Для Плещеева, воспринимавшего творчество великого русского поэта не столь многомерно, как Достоевский, Пушкин был прежде всего солнцем поэзии, провозвестником «красоты и правды», безукоризненной гражданственности, честнейшего служения Отечеству — эта мысль выражена уже в двух эпиграфах, предпосланных стихотворению «Памяти Пушкина»: «Да здравствует солнце, да скроется тьма!» и «Пока свободою горим, пока сердца для чести живы, мой друг, отчизне посвятим души прекрасные порывы!»
Очень волновался Алексей Николаевич, когда ему предоставили слово, — публика все еще находилась под впечатлением гениальных откровений Достоевского.
Однако, когда Алексей Николаевич, войдя на кафедру, громко произнес эпиграф: «Да здравствует солнце, да скроется тьма!» — в зале раздались рукоплескания, а затем неожиданно наступила тишина, позволившая Алексею Николаевичу справиться с волнением и прочитать свое стихотворение с одушевлением, которого он уже давно не испытывал.
Мы чтить тебя привыкли с детских лет, И дорог нам твой образ благородный; Ты рано смолк; но в памяти народной Ты не умрешь, возлюбленный поэт! Бессмертен тот, чья муза до конца Добру и красоте по изменяла, Кто волновать умел людей сердца И в них будить стремленье к идеалу; Кто сердцем чист средь пошлости людской, Средь лжи кто верен правде оставался И кто берег ревниво светоч свой, Когда на мир унылый мрак спускался. И все еще горит нам светоч тот, Все гений твой пути нам освещает; Чтоб духом мы не пали средь невзгод, О красоте и правде он вещает. Все лучшие порывы посвятить Отчизне ты зовешь нас из могилы; В продажный век, век лжи и грубой силы Зовешь добру и истине служить. Вот почему, возлюбленный поэт, Так дорог нам твой образ благородный, Вот почему неизгладимый свет Тобой оставлен в памяти народной!Публика встретила стихотворение тепло, да и друзья-товарищи, сидящие за столом президиума, высказали свое непоказное вроде бы одобрение, но Плещеев понимал, что в некритичном восприятии его стиха «повинен» общий дух праздничности, приподнятости.
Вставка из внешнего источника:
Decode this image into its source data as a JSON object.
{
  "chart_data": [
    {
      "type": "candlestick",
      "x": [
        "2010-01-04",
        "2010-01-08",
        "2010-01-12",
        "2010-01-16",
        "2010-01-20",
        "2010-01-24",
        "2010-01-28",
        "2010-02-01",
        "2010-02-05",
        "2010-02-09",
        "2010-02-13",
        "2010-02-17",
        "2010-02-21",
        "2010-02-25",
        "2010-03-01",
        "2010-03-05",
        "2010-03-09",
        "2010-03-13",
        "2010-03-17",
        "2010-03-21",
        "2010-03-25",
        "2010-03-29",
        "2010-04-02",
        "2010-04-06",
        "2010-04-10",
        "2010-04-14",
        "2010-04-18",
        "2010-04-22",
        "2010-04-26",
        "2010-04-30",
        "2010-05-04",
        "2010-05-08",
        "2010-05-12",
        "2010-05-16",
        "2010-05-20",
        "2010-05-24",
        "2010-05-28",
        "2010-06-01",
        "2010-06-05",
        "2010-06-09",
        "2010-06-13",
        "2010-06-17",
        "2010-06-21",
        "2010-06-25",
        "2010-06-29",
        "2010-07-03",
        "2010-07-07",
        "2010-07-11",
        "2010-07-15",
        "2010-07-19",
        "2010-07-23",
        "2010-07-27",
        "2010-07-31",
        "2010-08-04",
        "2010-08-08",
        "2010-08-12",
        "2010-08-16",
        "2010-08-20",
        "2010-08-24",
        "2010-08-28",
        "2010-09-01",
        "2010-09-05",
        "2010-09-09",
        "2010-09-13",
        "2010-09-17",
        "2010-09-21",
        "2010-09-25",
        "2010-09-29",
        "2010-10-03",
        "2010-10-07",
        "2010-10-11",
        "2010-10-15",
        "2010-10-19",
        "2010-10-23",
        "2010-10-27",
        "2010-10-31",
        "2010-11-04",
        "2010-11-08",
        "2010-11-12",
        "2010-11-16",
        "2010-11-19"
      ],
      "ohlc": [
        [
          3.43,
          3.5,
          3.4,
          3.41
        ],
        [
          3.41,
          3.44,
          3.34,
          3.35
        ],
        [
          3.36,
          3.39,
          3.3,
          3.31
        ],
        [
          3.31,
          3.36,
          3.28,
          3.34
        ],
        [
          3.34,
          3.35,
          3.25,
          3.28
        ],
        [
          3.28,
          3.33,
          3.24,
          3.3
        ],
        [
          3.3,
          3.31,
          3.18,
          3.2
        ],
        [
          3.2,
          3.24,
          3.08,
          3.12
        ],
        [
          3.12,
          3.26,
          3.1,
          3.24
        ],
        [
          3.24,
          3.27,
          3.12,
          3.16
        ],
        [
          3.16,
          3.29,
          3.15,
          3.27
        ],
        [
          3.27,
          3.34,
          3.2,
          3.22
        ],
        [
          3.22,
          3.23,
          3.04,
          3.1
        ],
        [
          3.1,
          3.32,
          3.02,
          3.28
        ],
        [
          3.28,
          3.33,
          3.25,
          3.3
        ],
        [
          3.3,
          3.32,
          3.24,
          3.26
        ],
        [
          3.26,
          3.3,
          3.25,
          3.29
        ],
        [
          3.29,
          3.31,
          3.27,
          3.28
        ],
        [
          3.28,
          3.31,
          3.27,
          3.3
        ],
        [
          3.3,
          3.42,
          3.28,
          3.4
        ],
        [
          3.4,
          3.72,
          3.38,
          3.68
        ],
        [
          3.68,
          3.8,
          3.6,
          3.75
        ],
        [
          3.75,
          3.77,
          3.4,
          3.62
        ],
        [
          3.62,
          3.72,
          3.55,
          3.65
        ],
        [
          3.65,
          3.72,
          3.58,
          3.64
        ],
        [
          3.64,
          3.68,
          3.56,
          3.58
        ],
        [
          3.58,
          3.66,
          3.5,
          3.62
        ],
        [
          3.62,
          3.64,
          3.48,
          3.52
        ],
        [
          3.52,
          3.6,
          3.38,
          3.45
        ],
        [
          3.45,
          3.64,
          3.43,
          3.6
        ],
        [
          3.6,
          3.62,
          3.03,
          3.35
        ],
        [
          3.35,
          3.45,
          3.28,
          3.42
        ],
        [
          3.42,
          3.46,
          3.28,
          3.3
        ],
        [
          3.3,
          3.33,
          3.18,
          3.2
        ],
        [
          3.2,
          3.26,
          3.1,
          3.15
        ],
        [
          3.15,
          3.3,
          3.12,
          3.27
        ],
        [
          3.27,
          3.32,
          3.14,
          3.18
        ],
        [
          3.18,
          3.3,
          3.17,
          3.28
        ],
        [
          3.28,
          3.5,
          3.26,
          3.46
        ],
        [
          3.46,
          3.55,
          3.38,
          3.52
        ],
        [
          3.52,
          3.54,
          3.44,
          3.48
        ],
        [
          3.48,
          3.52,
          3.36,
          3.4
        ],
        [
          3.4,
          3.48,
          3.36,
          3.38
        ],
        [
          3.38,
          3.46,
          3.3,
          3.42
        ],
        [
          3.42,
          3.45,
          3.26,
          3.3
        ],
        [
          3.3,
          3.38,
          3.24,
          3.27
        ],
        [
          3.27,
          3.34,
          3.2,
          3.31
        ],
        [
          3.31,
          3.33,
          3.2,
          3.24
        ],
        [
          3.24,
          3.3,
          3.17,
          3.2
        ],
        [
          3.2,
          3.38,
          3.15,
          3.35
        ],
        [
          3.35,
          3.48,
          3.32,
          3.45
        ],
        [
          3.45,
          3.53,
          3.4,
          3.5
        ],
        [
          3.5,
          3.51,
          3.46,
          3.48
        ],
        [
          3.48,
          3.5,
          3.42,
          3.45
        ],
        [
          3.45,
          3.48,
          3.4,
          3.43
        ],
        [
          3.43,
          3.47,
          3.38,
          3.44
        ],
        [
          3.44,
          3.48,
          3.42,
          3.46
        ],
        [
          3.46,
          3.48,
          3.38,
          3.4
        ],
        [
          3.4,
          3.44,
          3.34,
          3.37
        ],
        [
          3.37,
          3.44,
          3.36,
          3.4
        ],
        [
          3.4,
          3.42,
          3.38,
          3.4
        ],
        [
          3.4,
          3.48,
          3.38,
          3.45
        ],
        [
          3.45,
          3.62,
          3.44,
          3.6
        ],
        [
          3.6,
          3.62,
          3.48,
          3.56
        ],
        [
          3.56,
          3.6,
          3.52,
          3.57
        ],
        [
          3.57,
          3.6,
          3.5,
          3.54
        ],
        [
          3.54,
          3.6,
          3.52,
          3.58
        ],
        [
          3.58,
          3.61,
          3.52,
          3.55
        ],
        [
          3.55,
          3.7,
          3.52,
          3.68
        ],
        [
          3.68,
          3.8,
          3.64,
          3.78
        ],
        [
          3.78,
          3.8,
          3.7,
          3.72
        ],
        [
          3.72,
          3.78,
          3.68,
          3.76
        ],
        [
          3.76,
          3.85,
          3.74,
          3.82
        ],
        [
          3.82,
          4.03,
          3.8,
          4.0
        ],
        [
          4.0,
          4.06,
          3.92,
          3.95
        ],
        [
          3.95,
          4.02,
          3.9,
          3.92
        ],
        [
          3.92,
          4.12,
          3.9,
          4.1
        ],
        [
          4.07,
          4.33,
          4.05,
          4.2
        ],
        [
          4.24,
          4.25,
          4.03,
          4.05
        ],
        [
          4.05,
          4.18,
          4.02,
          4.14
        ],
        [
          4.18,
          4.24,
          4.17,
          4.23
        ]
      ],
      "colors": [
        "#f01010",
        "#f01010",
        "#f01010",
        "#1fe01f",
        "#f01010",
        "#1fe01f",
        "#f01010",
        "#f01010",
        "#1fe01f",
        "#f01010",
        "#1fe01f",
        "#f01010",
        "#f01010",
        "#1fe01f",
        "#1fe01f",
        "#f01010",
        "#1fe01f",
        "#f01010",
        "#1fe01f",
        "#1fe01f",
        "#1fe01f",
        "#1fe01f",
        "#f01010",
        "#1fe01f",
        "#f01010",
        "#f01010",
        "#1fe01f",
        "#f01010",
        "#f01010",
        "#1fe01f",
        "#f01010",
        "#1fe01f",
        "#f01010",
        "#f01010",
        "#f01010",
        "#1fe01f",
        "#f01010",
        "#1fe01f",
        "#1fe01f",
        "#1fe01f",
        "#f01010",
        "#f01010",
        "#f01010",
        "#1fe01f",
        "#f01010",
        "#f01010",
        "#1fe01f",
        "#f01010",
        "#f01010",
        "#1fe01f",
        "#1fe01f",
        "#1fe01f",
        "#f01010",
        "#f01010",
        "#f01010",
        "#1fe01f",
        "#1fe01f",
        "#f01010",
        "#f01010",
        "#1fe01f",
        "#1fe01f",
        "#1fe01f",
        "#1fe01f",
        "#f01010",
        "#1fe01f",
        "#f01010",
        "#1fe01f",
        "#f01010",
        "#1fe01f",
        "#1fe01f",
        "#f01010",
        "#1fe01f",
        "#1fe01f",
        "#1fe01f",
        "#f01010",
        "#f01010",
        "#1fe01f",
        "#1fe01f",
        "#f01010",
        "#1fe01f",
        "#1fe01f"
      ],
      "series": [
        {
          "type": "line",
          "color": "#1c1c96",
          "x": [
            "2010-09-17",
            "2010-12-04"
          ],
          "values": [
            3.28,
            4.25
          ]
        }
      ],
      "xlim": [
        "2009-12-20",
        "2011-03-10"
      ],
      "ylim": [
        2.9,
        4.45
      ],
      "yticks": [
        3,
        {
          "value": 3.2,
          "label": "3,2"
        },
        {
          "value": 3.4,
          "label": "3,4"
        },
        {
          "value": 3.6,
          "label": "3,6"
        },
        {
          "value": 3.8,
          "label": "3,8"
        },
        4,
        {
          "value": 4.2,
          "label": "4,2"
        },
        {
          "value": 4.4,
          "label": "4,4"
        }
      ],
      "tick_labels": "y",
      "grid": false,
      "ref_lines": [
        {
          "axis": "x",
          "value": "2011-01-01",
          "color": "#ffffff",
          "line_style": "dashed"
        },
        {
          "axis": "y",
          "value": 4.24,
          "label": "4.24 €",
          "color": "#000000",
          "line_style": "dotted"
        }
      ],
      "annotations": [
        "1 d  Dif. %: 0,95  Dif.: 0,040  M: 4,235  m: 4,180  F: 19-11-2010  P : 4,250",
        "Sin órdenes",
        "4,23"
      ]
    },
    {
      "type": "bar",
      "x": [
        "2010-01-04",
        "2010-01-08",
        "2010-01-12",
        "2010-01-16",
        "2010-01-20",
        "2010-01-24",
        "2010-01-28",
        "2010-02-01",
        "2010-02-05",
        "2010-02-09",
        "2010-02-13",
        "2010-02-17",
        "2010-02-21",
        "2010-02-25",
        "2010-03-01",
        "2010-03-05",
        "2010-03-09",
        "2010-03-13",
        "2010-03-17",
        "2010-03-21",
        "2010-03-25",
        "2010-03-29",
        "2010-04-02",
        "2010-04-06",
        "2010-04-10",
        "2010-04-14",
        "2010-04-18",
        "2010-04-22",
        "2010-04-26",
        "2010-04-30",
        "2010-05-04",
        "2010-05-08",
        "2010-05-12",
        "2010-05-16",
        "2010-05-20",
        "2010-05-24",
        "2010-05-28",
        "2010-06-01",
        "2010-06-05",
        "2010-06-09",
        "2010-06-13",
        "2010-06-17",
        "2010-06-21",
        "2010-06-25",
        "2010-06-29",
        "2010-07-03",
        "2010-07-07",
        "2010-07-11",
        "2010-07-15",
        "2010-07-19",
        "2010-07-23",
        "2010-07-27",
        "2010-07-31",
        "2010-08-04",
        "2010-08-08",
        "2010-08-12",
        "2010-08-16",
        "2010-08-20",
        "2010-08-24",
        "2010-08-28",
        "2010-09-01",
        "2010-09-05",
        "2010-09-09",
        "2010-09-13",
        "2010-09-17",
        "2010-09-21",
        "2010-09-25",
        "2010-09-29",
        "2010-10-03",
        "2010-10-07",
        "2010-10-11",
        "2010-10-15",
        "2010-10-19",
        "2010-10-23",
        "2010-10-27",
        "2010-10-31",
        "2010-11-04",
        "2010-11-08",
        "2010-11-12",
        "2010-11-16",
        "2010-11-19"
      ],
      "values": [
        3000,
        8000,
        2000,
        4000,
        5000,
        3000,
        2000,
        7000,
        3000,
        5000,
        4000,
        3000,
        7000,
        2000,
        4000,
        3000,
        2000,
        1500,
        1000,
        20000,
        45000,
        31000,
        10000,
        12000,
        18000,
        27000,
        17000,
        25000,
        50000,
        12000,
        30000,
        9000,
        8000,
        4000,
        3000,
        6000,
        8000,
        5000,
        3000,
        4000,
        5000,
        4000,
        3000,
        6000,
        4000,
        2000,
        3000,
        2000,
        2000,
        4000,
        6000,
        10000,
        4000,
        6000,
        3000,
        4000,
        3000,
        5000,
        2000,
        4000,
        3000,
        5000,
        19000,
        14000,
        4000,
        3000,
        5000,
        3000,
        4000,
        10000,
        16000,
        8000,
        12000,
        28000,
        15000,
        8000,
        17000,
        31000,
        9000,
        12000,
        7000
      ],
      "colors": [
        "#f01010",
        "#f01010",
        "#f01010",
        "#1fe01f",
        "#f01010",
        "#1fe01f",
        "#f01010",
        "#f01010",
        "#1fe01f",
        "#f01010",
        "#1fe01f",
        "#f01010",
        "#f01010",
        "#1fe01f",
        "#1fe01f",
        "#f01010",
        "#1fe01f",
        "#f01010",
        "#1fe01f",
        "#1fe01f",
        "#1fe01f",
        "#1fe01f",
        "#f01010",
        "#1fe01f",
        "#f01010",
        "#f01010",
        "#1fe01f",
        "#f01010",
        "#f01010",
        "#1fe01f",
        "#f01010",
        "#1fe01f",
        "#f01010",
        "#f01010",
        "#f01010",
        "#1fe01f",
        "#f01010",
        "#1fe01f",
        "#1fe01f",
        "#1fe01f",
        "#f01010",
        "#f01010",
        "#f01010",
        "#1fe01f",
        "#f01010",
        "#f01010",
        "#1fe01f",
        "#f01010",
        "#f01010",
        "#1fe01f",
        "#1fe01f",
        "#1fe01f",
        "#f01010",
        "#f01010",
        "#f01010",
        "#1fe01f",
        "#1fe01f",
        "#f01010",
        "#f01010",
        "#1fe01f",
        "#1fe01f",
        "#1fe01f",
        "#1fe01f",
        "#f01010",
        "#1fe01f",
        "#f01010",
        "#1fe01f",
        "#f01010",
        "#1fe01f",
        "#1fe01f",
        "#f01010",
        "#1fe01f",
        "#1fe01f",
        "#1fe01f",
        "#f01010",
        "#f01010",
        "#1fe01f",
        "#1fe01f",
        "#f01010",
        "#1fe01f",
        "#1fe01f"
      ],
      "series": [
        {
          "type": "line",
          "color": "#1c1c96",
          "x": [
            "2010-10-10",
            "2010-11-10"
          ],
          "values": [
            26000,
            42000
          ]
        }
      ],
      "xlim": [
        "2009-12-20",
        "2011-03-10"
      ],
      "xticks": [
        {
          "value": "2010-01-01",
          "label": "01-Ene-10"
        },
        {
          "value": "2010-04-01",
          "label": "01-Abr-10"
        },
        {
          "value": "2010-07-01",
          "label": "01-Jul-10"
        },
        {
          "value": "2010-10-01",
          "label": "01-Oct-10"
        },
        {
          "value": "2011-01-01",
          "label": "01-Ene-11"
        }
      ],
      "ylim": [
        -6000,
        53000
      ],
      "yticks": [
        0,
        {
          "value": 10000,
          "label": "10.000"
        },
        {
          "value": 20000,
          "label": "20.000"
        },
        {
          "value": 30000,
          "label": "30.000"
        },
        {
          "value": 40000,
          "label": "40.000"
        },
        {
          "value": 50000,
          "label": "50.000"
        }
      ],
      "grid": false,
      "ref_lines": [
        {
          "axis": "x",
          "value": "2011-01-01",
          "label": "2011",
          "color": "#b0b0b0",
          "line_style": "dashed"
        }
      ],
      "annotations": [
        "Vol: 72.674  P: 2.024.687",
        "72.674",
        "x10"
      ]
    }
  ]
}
По Федор Михайлович Достоевский открыто высказал неудовольствие, назвав стихотворение несколько отвлеченным и риторичным, упрекнув старого друга в чрезмерной приверженности абстрактным всечеловеческим идеалам, которым они оба отдали дань в годы молодости, — Достоевский словно бы хотел продолжить спор, возникший между ними еще год назад на вечере в пользу Литературного фонда. На том вечере, в котором приняли участие, помимо Достоевского и Плещеева, Тургенев, Полонский, Салтыков и Потехин, спор возник стихийно, после того, как Алексей Николаевич под шумные рукоплескания слушателей прочитал свое знаменитое стихотворение «Вперед! без страха и сомненья…» (он читал его последним из выступавших). Тогда Достоевский (самой на вечере прочитал отрывок из «Братьев Карамазовых» — «Исповедь горячего сердца») как раз и сказал Плещееву о том, какими они были наивными и совершенно не понимавшими своего народа, на что Алексей Николаевич пытался возражать. И вот Федор Михайлович в новом стихотворении Плещеева, прочитанном на пушкинском празднике, тоже, видимо, почувствовал дух той юношеской «наивности», коль заговорил об отвлеченности и риторичности…
Слова Достоевского ничуть не показались Плещееву обидными — слишком хорошо знал Алексей Николаевич неумение своего старого друга говорить пустые любезности, — но оставили чувство некоторого огорчения.
Впрочем, Плещеев тоже высказал свое несогласие с некоторыми положениями речи Достоевского, заметив Федору Михайловичу, что тот тоже ушел в отвлеченность, когда толковал о принципах «всечеловечности».
Без малого тридцать лет поддерживали Алексей Николаевич и Федор Михайлович дружеские отношения. На пушкинских торжествах в их дружбе образовалась небольшая трещина — Алексей Николаевич так и не сумел понять всю глубину и необъятность программы Достоевского, высказанной в знаменитой речи. Вместе со своими соратниками по «Отечественным запискам» (Салтыковым, Г. Успенским, Михайловским) Плещеев склонен был считать, что Достоевский зовет «не на ту дорогу», искренне стремился «переубедить» старого друга. Никак не мог постигнуть Алексей Николаевич того, что друг его юности вовсе не нуждается в «переубеждениях», ибо давно и навсегда определился в своем сокровенном служении народной правде.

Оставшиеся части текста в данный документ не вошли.